Monday, May 22, 2023

Motor Activated Auricular Vagus Nerve Stimulation as a Potential Neuromodulation Approach for Post-Stroke Motor Rehabilitation: A Pilot Study

But you don't tell us  if this was any better that all this other vagus nerve research.

The latest here:

Motor Activated Auricular Vagus Nerve Stimulation as a Potential Neuromodulation Approach for Post-Stroke Motor Rehabilitation: A Pilot Study

Abstract

Background

Implanted vagus nerve stimulation (VNS), when synchronized with post-stroke motor rehabilitation improves conventional motor rehabilitation training.
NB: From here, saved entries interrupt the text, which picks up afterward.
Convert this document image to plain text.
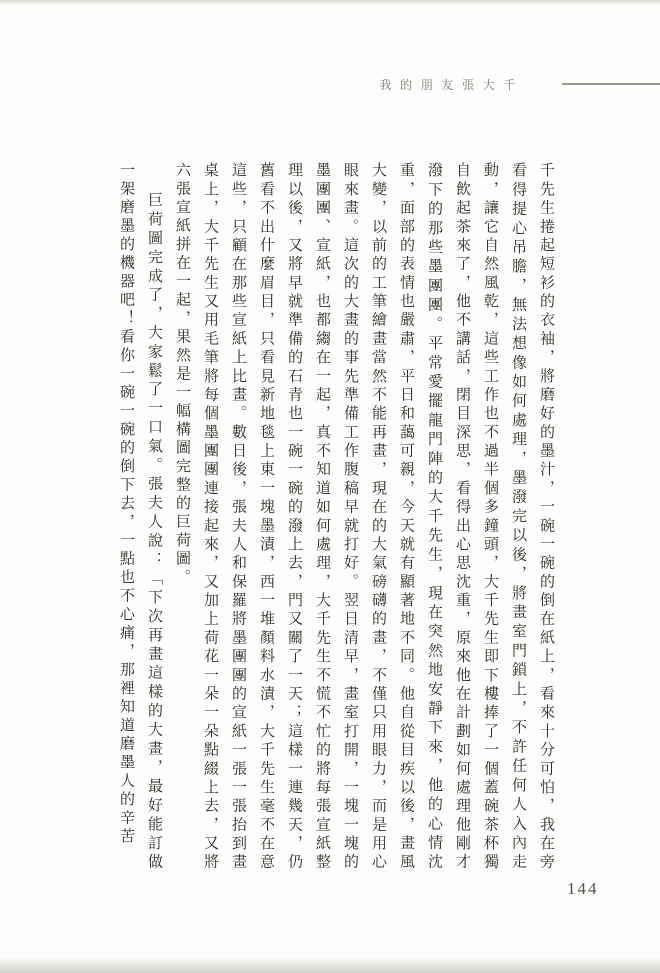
我的朋友張大千

千先生捲起短衫的衣袖，將磨好的墨汁，一碗一碗的倒在紙上，看來十分可怕，我在旁看得提心吊膽，無法想像如何處理，墨潑完以後，將畫室門鎖上，不許任何人入內走動，讓它自然風乾，這些工作也不過半個多鐘頭，大千先生即下樓捧了一個蓋碗茶杯獨自飲起茶來了，他不講話，閉目深思，看得出心思沈重，原來他在計劃如何處理他剛才潑下的那些墨團團。平常愛擺龍門陣的大千先生，現在突然地安靜下來，他的心情沈重，面部的表情也嚴肅，平日和藹可親，今天就有顯著地不同。他自從目疾以後，畫風大變，以前的工筆繪畫當然不能再畫，現在的大氣磅礴的畫，不僅只用眼力，而是用心眼來畫。這次的大畫的事先準備工作腹稿早就打好。翌日清早，畫室打開，一塊一塊的墨團團、宣紙，也都縐在一起，真不知道如何處理，大千先生不慌不忙的將每張宣紙整理以後，又將早就準備的石青也一碗一碗的潑上去，門又關了一天；這樣一連幾天，仍舊看不出什麼眉目，只看見新地毯上東一塊墨漬，西一堆顏料水漬，大千先生毫不在意這些，只顧在那些宣紙上比畫。數日後，張夫人和保羅將墨團團的宣紙一張一張抬到畫桌上，大千先生又用毛筆將每個墨團團連接起來，又加上荷花一朵一朵點綴上去，又將六張宣紙拼在一起，果然是一幅構圖完整的巨荷圖。

巨荷圖完成了，大家鬆了一口氣。張夫人說：「下次再畫這樣的大畫，最好能訂做一架磨墨的機器吧！看你一碗一碗的倒下去，一點也不心痛，那裡知道磨墨人的辛苦

144
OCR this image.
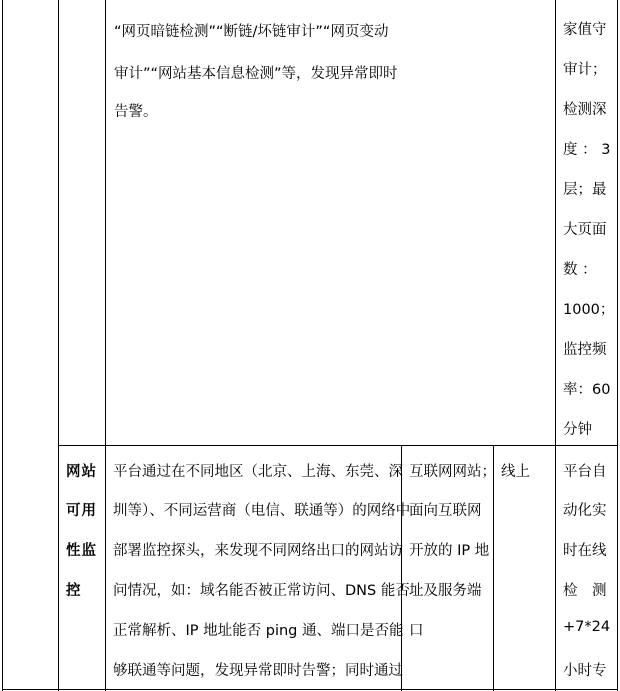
“网页暗链检测”“断链/坏链审计”“网页变动
审计”“网站基本信息检测”等，发现异常即时
告警。
家值守
审计；
检测深
度 ： 3
层；最
大页面
数 ：
1000；
监控频
率：60
分钟
网站
可用
性监
控
平台通过在不同地区（北京、上海、东莞、深
圳等）、不同运营商（电信、联通等）的网络中
部署监控探头，来发现不同网络出口的网站访
问情况，如：域名能否被正常访问、DNS 能否
正常解析、IP 地址能否 ping 通、端口是否能
够联通等问题，发现异常即时告警；同时通过
互联网网站；
面向互联网
开放的 IP 地
址及服务端
口
线上 平台自
动化实
时在线
检　测
+7*24
小时专
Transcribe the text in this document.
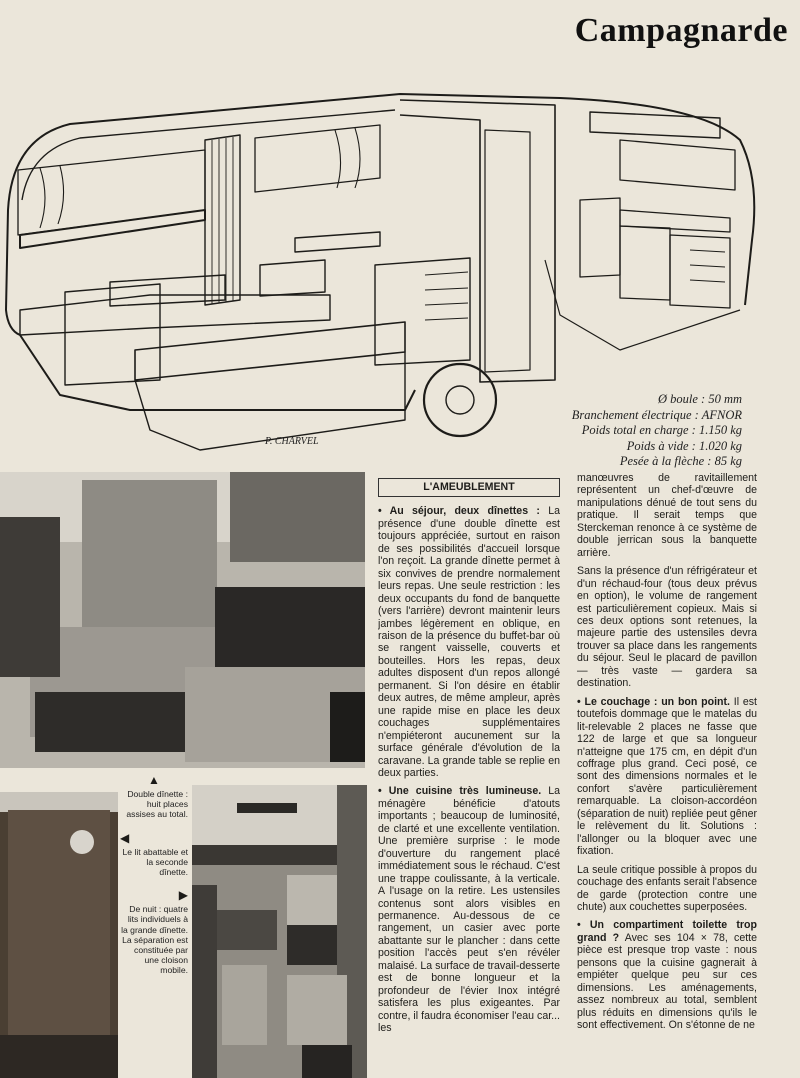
Campagnarde
P. CHARVEL
Ø boule : 50 mm
Branchement électrique : AFNOR
Poids total en charge : 1.150 kg
Poids à vide : 1.020 kg
Pesée à la flèche : 85 kg
▲
Double dînette : huit places assises au total.
◀
Le lit abattable et la seconde dînette.
▶
De nuit : quatre lits individuels à la grande dînette. La séparation est constituée par une cloison mobile.
L'AMEUBLEMENT

• Au séjour, deux dînettes : La présence d'une double dînette est toujours appréciée, surtout en raison de ses possibilités d'accueil lorsque l'on reçoit. La grande dînette permet à six convives de prendre normalement leurs repas. Une seule restriction : les deux occupants du fond de banquette (vers l'arrière) devront maintenir leurs jambes légèrement en oblique, en raison de la présence du buffet-bar où se rangent vaisselle, couverts et bouteilles. Hors les repas, deux adultes disposent d'un repos allongé permanent. Si l'on désire en établir deux autres, de même ampleur, après une rapide mise en place les deux couchages supplémentaires n'empiéteront aucunement sur la surface générale d'évolution de la caravane. La grande table se replie en deux parties.

• Une cuisine très lumineuse. La ménagère bénéficie d'atouts importants ; beaucoup de luminosité, de clarté et une excellente ventilation. Une première surprise : le mode d'ouverture du rangement placé immédiatement sous le réchaud. C'est une trappe coulissante, à la verticale. A l'usage on la retire. Les ustensiles contenus sont alors visibles en permanence. Au-dessous de ce rangement, un casier avec porte abattante sur le plancher : dans cette position l'accès peut s'en révéler malaisé. La surface de travail-desserte est de bonne longueur et la profondeur de l'évier Inox intégré satisfera les plus exigeantes. Par contre, il faudra économiser l'eau car... les

manœuvres de ravitaillement représentent un chef-d'œuvre de manipulations dénué de tout sens du pratique. Il serait temps que Sterckeman renonce à ce système de double jerrican sous la banquette arrière.

Sans la présence d'un réfrigérateur et d'un réchaud-four (tous deux prévus en option), le volume de rangement est particulièrement copieux. Mais si ces deux options sont retenues, la majeure partie des ustensiles devra trouver sa place dans les rangements du séjour. Seul le placard de pavillon — très vaste — gardera sa destination.

• Le couchage : un bon point. Il est toutefois dommage que le matelas du lit-relevable 2 places ne fasse que 122 de large et que sa longueur n'atteigne que 175 cm, en dépit d'un coffrage plus grand. Ceci posé, ce sont des dimensions normales et le confort s'avère particulièrement remarquable. La cloison-accordéon (séparation de nuit) repliée peut gêner le relèvement du lit. Solutions : l'allonger ou la bloquer avec une fixation.

La seule critique possible à propos du couchage des enfants serait l'absence de garde (protection contre une chute) aux couchettes superposées.

• Un compartiment toilette trop grand ? Avec ses 104 × 78, cette pièce est presque trop vaste : nous pensons que la cuisine gagnerait à empiéter quelque peu sur ces dimensions. Les aménagements, assez nombreux au total, semblent plus réduits en dimensions qu'ils le sont effectivement. On s'étonne de ne
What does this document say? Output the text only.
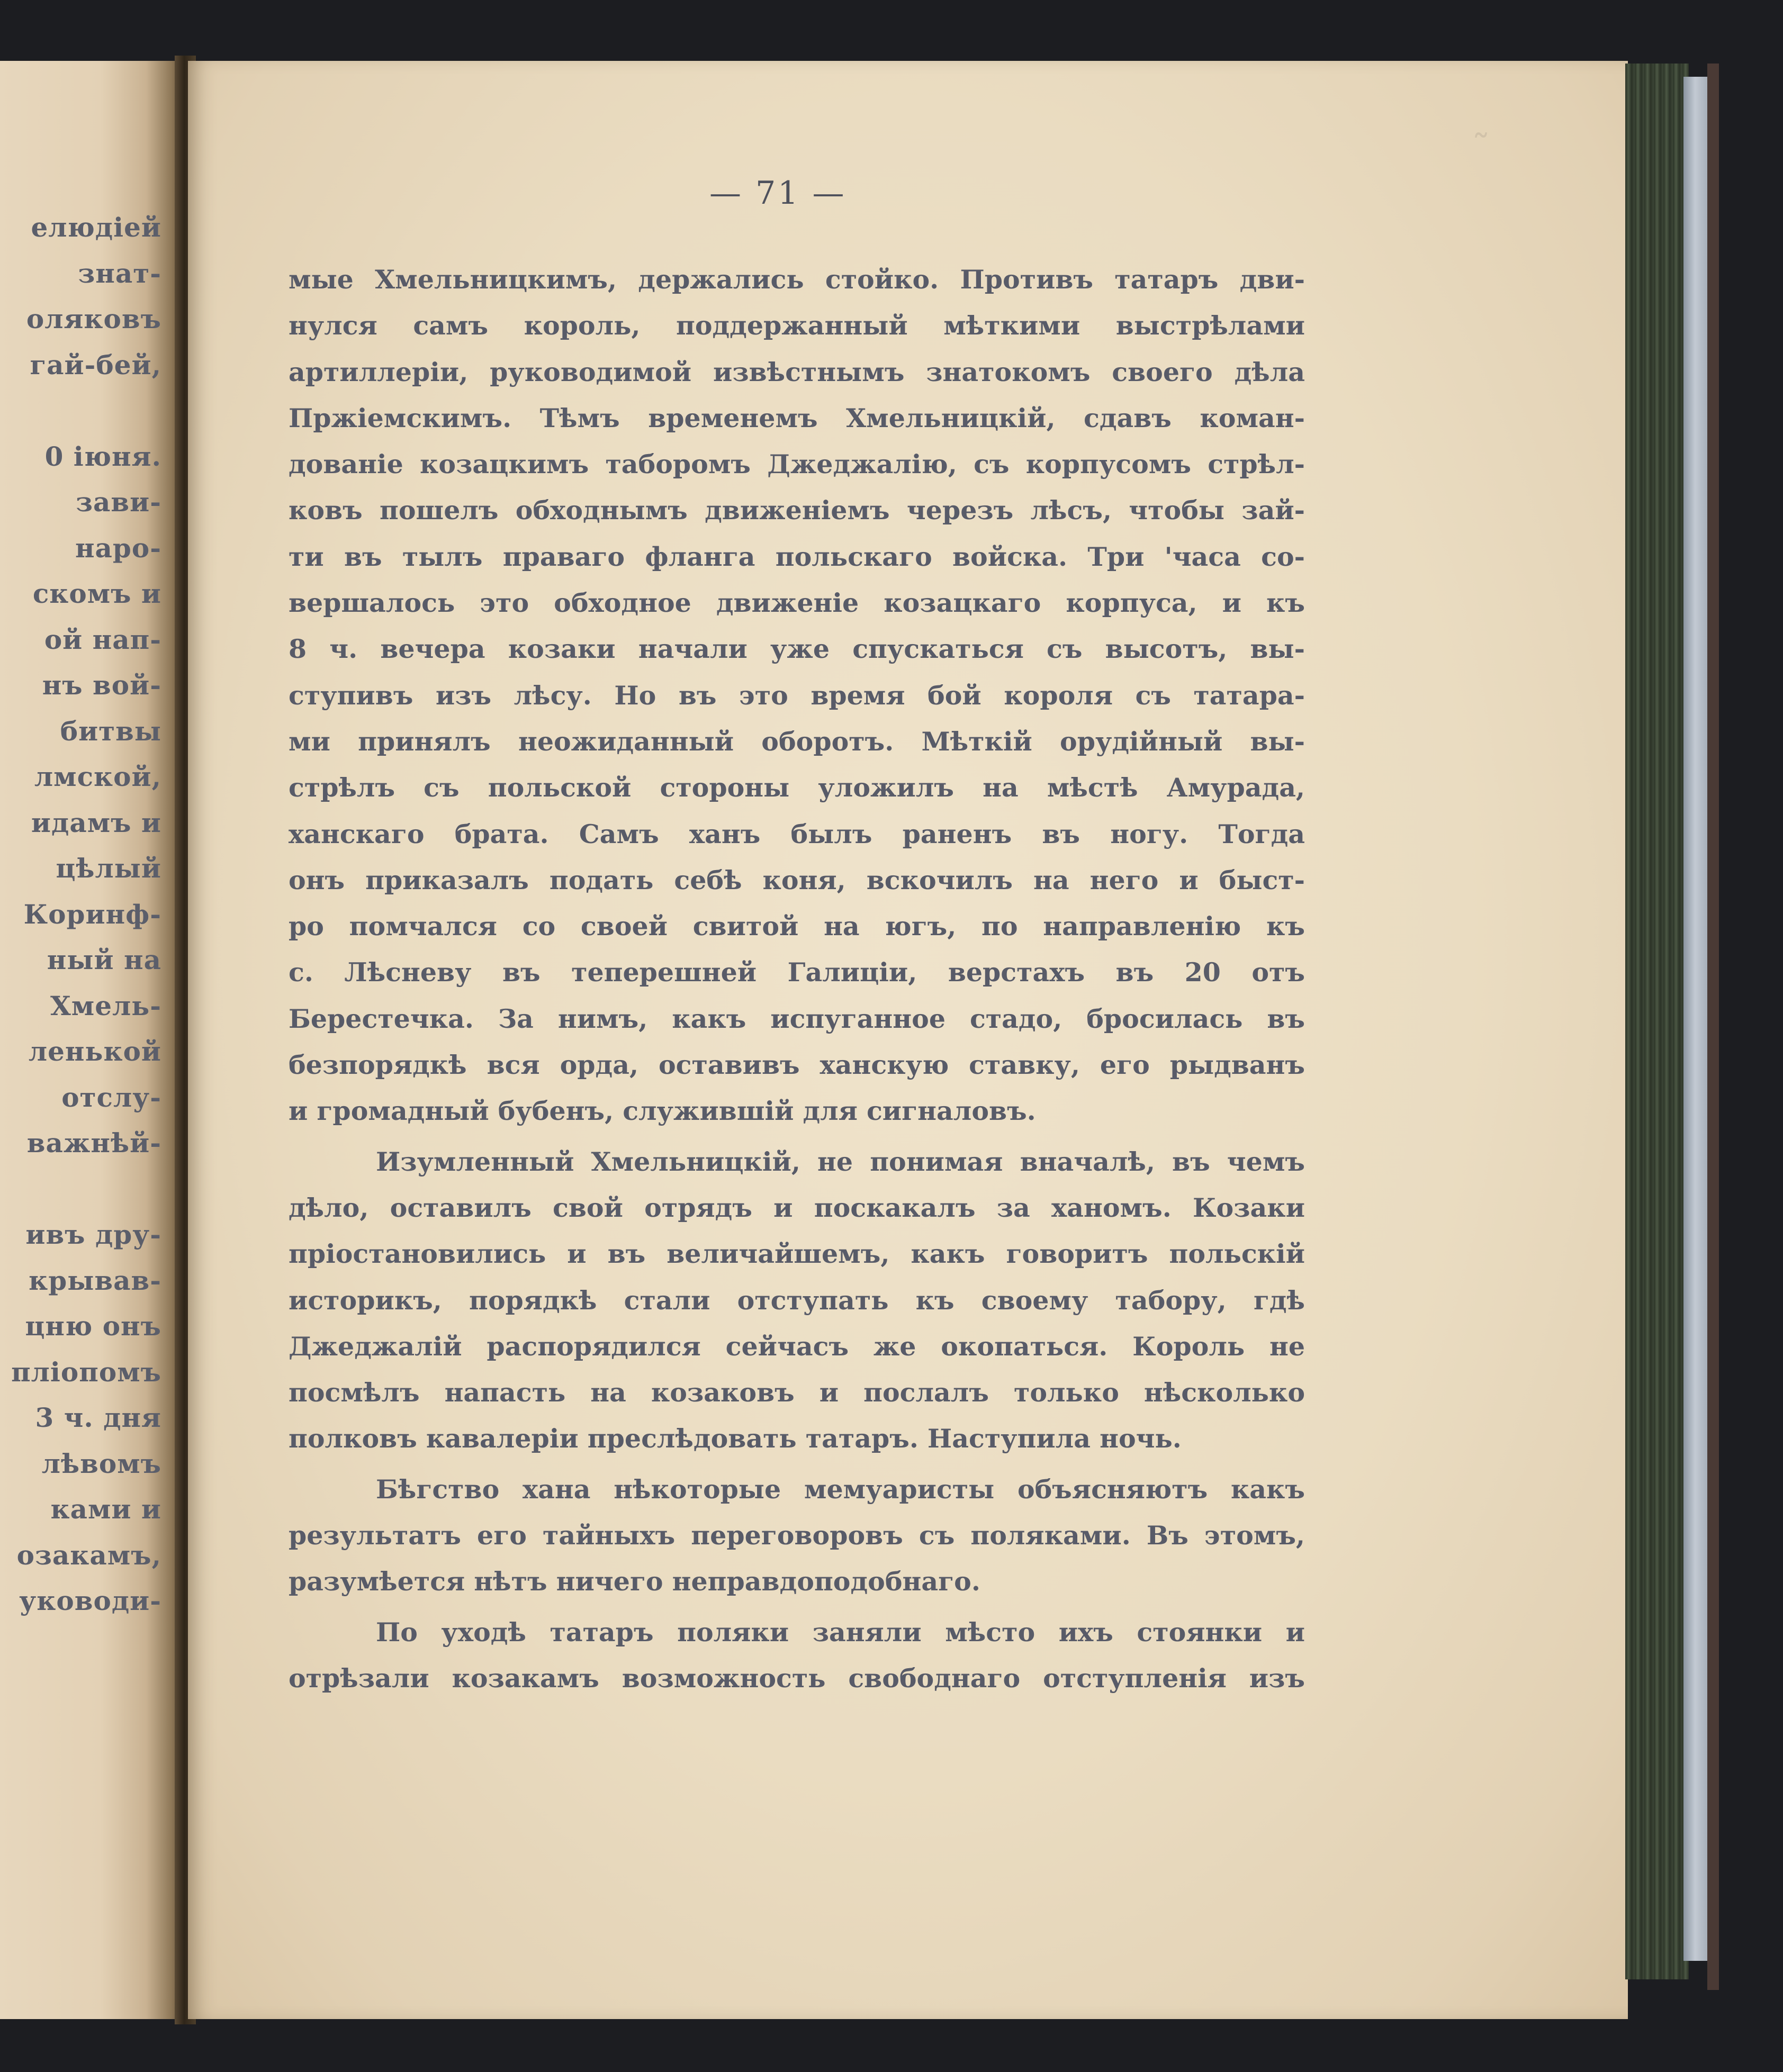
елюдіей
знат-
оляковъ
гай-бей,
0 іюня.
зави-
наро-
скомъ и
ой нап-
нъ вой-
битвы
лмской,
идамъ и
цѣлый
Коринф-
ный на
Хмель-
ленькой
отслу-
важнѣй-
ивъ дру-
крывав-
цню онъ
плiопомъ
3 ч. дня
лѣвомъ
ками и
озакамъ,
уководи-
˜
— 71 —
мые Хмельницкимъ, держались стойко. Противъ татаръ дви-
нулся самъ король, поддержанный мѣткими выстрѣлами
артиллеріи, руководимой извѣстнымъ знатокомъ своего дѣла
Пржіемскимъ. Тѣмъ временемъ Хмельницкій, сдавъ коман-
дованіе козацкимъ таборомъ Джеджалію, съ корпусомъ стрѣл-
ковъ пошелъ обходнымъ движеніемъ черезъ лѣсъ, чтобы зай-
ти въ тылъ праваго фланга польскаго войска. Три 'часа со-
вершалось это обходное движеніе козацкаго корпуса, и къ
8 ч. вечера козаки начали уже спускаться съ высотъ, вы-
ступивъ изъ лѣсу. Но въ это время бой короля съ татара-
ми принялъ неожиданный оборотъ. Мѣткій орудійный вы-
стрѣлъ съ польской стороны уложилъ на мѣстѣ Амурада,
ханскаго брата. Самъ ханъ былъ раненъ въ ногу. Тогда
онъ приказалъ подать себѣ коня, вскочилъ на него и быст-
ро помчался со своей свитой на югъ, по направленію къ
с. Лѣсневу въ теперешней Галиціи, верстахъ въ 20 отъ
Берестечка. За нимъ, какъ испуганное стадо, бросилась въ
безпорядкѣ вся орда, оставивъ ханскую ставку, его рыдванъ
и громадный бубенъ, служившій для сигналовъ.
Изумленный Хмельницкій, не понимая вначалѣ, въ чемъ
дѣло, оставилъ свой отрядъ и поскакалъ за ханомъ. Козаки
пріостановились и въ величайшемъ, какъ говоритъ польскій
историкъ, порядкѣ стали отступать къ своему табору, гдѣ
Джеджалій распорядился сейчасъ же окопаться. Король не
посмѣлъ напасть на козаковъ и послалъ только нѣсколько
полковъ кавалеріи преслѣдовать татаръ. Наступила ночь.
Бѣгство хана нѣкоторые мемуаристы объясняютъ какъ
результатъ его тайныхъ переговоровъ съ поляками. Въ этомъ,
разумѣется нѣтъ ничего неправдоподобнаго.
По уходѣ татаръ поляки заняли мѣсто ихъ стоянки и
отрѣзали козакамъ возможность свободнаго отступленія изъ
A non-invasive VNS method known as transcutaneous auricular vagus nerves stimulation (taVNS) has emerged, which may mimic the effects of implanted VNS.

Objective

To determine whether taVNS paired with motor rehabilitation improves post-stroke motor function, and whether synchronization with movement and amount of stimulation is critical to outcomes.

Methods

We developed a closed-loop taVNS system for motor rehabilitation called motor activated auricular vagus nerve stimulation (MAAVNS) and conducted a randomized, double-blind, pilot trial investigating the use of MAAVNS to improve upper limb function in 20 stroke survivors. Participants attended 12 rehabilitation sessions over 4-weeks, and were assigned to a group that received either MAAVNS or active unpaired taVNS concurrently with task-specific training. Motor assessments were conducted at baseline, and weekly during rehabilitation training. Stimulation pulses were counted for both groups.

Results

A total of 16 individuals completed the trial, and both MAAVNS (n = 9) and unpaired taVNS (n = 7) demonstrated improved Fugl-Meyer Assessment upper extremity scores (Mean ± SEM, MAAVNS: 5.00 ± 1.02, unpaired taVNS: 3.14 ± 0.63). MAAVNS demonstrated greater effect size (Cohen’s d = 0.63) compared to unpaired taVNS (Cohen’s d = 0.30). Furthermore, MAAVNS participants received significantly fewer stimulation pulses (Mean ± SEM, MAAVNS: 36 070 ± 3205) than the fixed 45 000 pulses unpaired taVNS participants received (P < .05).

Conclusion

This trial suggests(So you didn't make the research robust enough to determine that.) stimulation timing likely matters, and that pairing taVNS with movements may be superior to an unpaired approach. Additionally, MAAVNS effect size is comparable to that of the implanted VNS approach.